Belga se torna a mulher mais jovem a voar sozinha ao redor do mundo – Cavok Brasil


Seis meses após o início de sua jornada, Zara Rutherford, de 19 anos, pousou no aeroporto doméstico de Kortrijk, na Bélgica, em 20 de janeiro de 2022. Ao fazer isso, ela se tornou a mulher mais jovem a voar sozinha ao redor do mundo em um avião monomotor.

Sua expedição começou 155 dias atrás, em 18 de agosto de 2021, quando ela decolou do aeroporto de Kortrijk, voando em seu ultraleve Shark.

Projetado pela empresa eslovaca Shark Aero, o avião de dois lugares detém o recorde mundial de velocidade para um ultraleve, depois de ter atingido uma velocidade máxima de 300 quilômetros por hora (185 milhas por hora).

Decolando da Bélgica, Rutherford voou para o Reino Unido, depois para Islândia e Groenlândia e finalmente chegar ao Canadá após um voo de 8,5 horas.

A jornada deveria terminar em novembro de 2021. Mas questões técnicas, administrativas e relacionadas à pandemia forçaram ao contrário.

As diretrizes do Guinness World Record afirmam que as pessoas que circunavegam o globo devem passar por dois pontos antípodas aproximados.

Depois de contornar o continente americano para alcançar seu primeiro ponto antípoda na Colômbia, Rutherford deveria cruzar o Estreito de Bering e continuar sua jornada para a Rússia. Mas devido a problemas de visto e más condições climáticas, ela ficou detida por um mês no Alasca.

Uma vez que sua travessia foi garantida, ela voou para o sudeste da Ásia para alcançar seu segundo antípoda na Indonésia em 21 de dezembro de 2021. De lá, ela cruzou o continente eurasiano com uma perna em Alexandria, no Egito, e chegou à Europa em 9 de janeiro de 2021.

Inicialmente, Rutherford deveria completar a última etapa de sua turnê mundial entre o aeroporto de Frankfurt-Egelsbach e Kortrijk em 18 de janeiro de 2021. Mas a aventureira piloto foi forçada a adiar sua viagem uma última vez por causa das condições climáticas adversas, e ela teve que passar dois dias em Praga.

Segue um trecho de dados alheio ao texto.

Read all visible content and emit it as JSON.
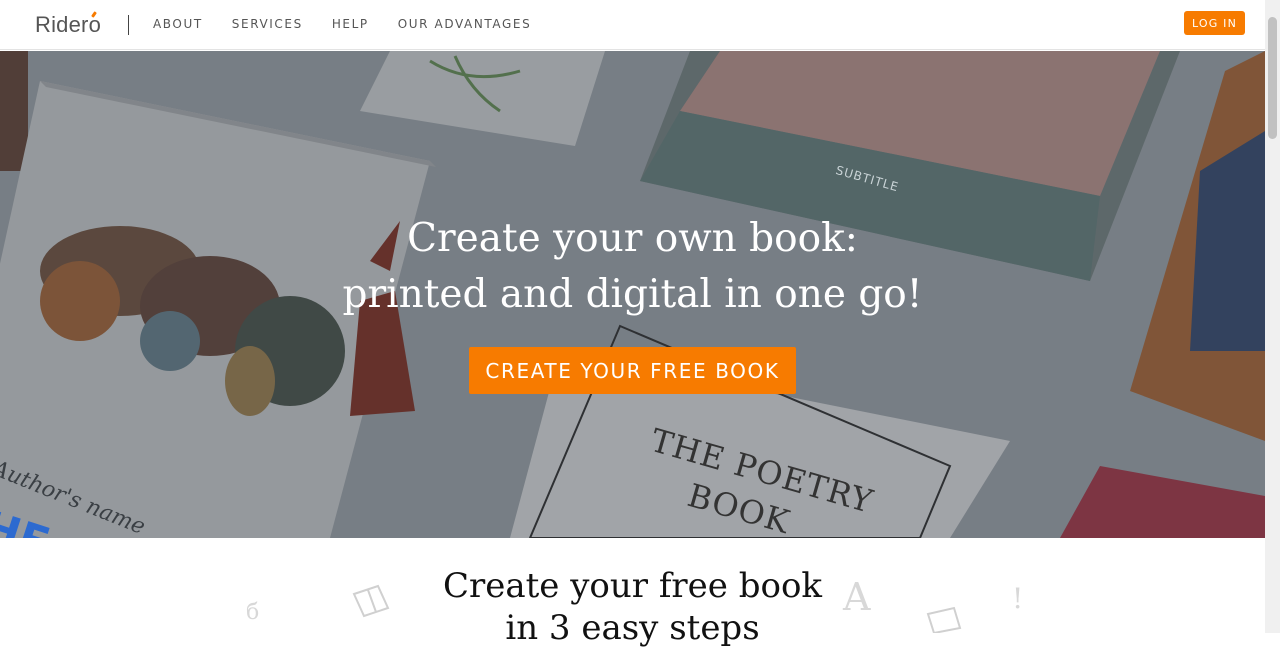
{
  "header": {
    "logo": "Ridero",
    "nav": [
      "ABOUT",
      "SERVICES",
      "HELP",
      "OUR ADVANTAGES"
    ],
    "login_label": "LOG IN"
  },
  "hero": {
    "title_line1": "Create your own book:",
    "title_line2": "printed and digital in one go!",
    "cta_label": "CREATE YOUR FREE BOOK",
    "image_text": {
      "author": "Author's name",
      "poetry_title_1": "THE POETRY",
      "poetry_title_2": "BOOK",
      "subtitle": "SUBTITLE",
      "book_title_fragment": "HE GO"
    }
  },
  "steps": {
    "title_line1": "Create your free book",
    "title_line2": "in 3 easy steps"
  },
  "colors": {
    "accent": "#f77b00",
    "nav_text": "#555555"
  }
}
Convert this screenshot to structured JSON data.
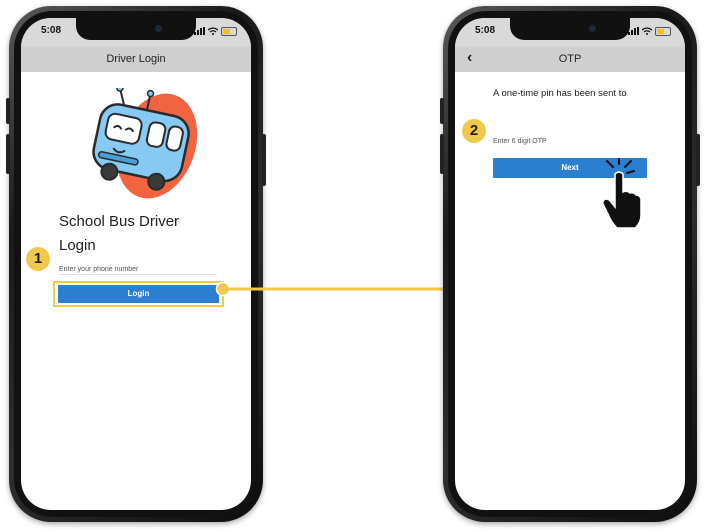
{
  "status": {
    "time": "5:08"
  },
  "screen1": {
    "title": "Driver Login",
    "heading_line1": "School Bus Driver",
    "heading_line2": "Login",
    "phone_placeholder": "Enter your phone number",
    "login_label": "Login",
    "step": "1"
  },
  "screen2": {
    "title": "OTP",
    "back": "‹",
    "message": "A one-time pin has been sent to",
    "otp_placeholder": "Enter 6 digit OTP",
    "next_label": "Next",
    "step": "2"
  },
  "colors": {
    "accent": "#2a7fd0",
    "highlight": "#f0c84b",
    "blob": "#f2643f",
    "bus": "#86c9f2"
  }
}
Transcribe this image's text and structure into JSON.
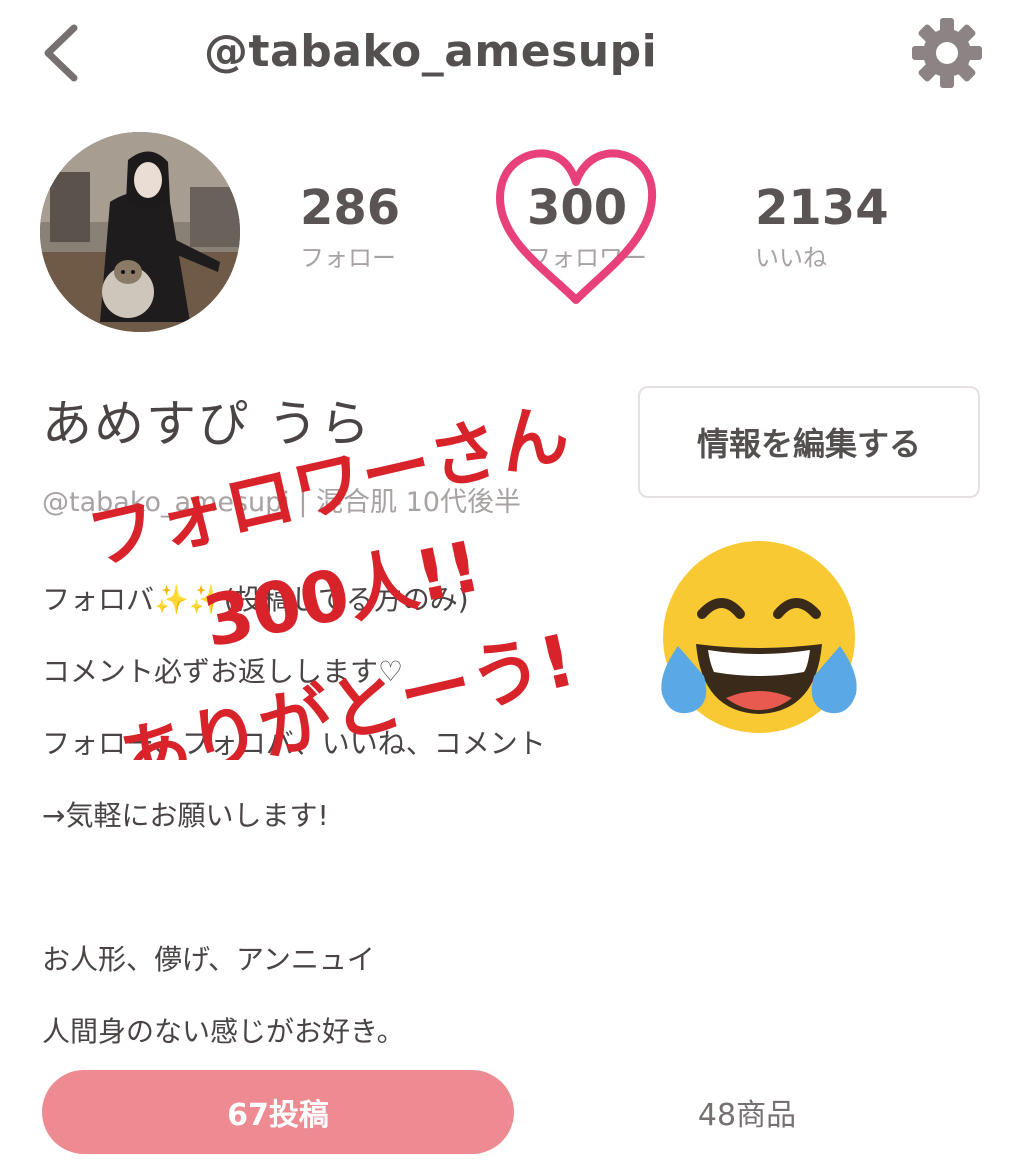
{
  "header": {
    "title": "@tabako_amesupi",
    "back_icon": "chevron-left-icon",
    "settings_icon": "gear-icon"
  },
  "profile": {
    "display_name": "あめすぴ うら",
    "subline": "@tabako_amesupi | 混合肌 10代後半",
    "edit_button_label": "情報を編集する"
  },
  "stats": [
    {
      "value": "286",
      "label": "フォロー"
    },
    {
      "value": "300",
      "label": "フォロワー"
    },
    {
      "value": "2134",
      "label": "いいね"
    }
  ],
  "bio": [
    "フォロバ✨✨(投稿してる方のみ)",
    "コメント必ずお返しします♡",
    "フォロー、フォロバ、いいね、コメント",
    "→気軽にお願いします!",
    "",
    "お人形、儚げ、アンニュイ",
    "人間身のない感じがお好き。"
  ],
  "overlay": {
    "line1": "フォロワーさん",
    "line2": "300人!!",
    "line3": "ありがとーう!",
    "emoji": "tears-of-joy-emoji",
    "heart": "heart-outline-icon"
  },
  "tabs": {
    "posts": "67投稿",
    "items": "48商品"
  },
  "colors": {
    "accent_pink": "#ee8a92",
    "heart": "#e8407a",
    "handwriting": "#d8232a"
  }
}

Depois que ela foi escoltada por uma formação de quatro aviões em um enorme V em grande parte da Bélgica, ela fez um sobrevoo no aeroporto antes de finalmente pousar. Depois de acenar para a multidão exultante, ela abraçou seus pais e se vestiu tanto com a bandeira do Reino Unido quanto com a bandeira tricolor belga.

“O inverno na Europa apresenta muitos desafios”, disse ela, enquanto ficou presa por dias nas últimas etapas da viagem. Então, novamente, ela teve que lidar com -35ºC na Sibéria e 32ºC na Indonésia. Nevoeiro, fumaça de incêndios florestais e até tufões também a seguravam.

Em sua jornada de mais de 52.000 quilômetros (28.000 milhas náuticas), ela passou por cinco continentes e visitou 41 nações.

O voo de Rutherford a fez evitar incêndios florestais na Califórnia, lidar com o frio cortante sobre a Rússia e evitar por pouco o espaço aéreo norte-coreano. Ela voou de acordo com as Regras de Vôo Visual, basicamente indo apenas observando o caminho, muitas vezes retardando o progresso quando sistemas mais sofisticados poderiam tê-la conduzido através de nuvens e neblina.

A primeira mulher a voar sozinha ao redor do mundo foi Geraldine ‘Jerrie’ Mock, uma dona de casa de Columbus, Ohio. Em 1964, Mock completou o voo de 23.103 milhas em 29 dias, 11 horas e 59 minutos.

Zara Rutherford bate o recorde de Shaesta Waiz, que deu a volta ao mundo sozinha aos 30 anos em 2017. As duas recordistas se conheceram durante a jornada de Rutherford em agosto de 2021 no Aeroporto Washington-Warren (OCW), Estados Unidos.

Com o pouso final, a adolescente quer infundir jovens mulheres e meninas em todo o mundo com o espírito da aviação – e um entusiasmo por estudos nas ciências exatas, matemática, engenharia e tecnologia.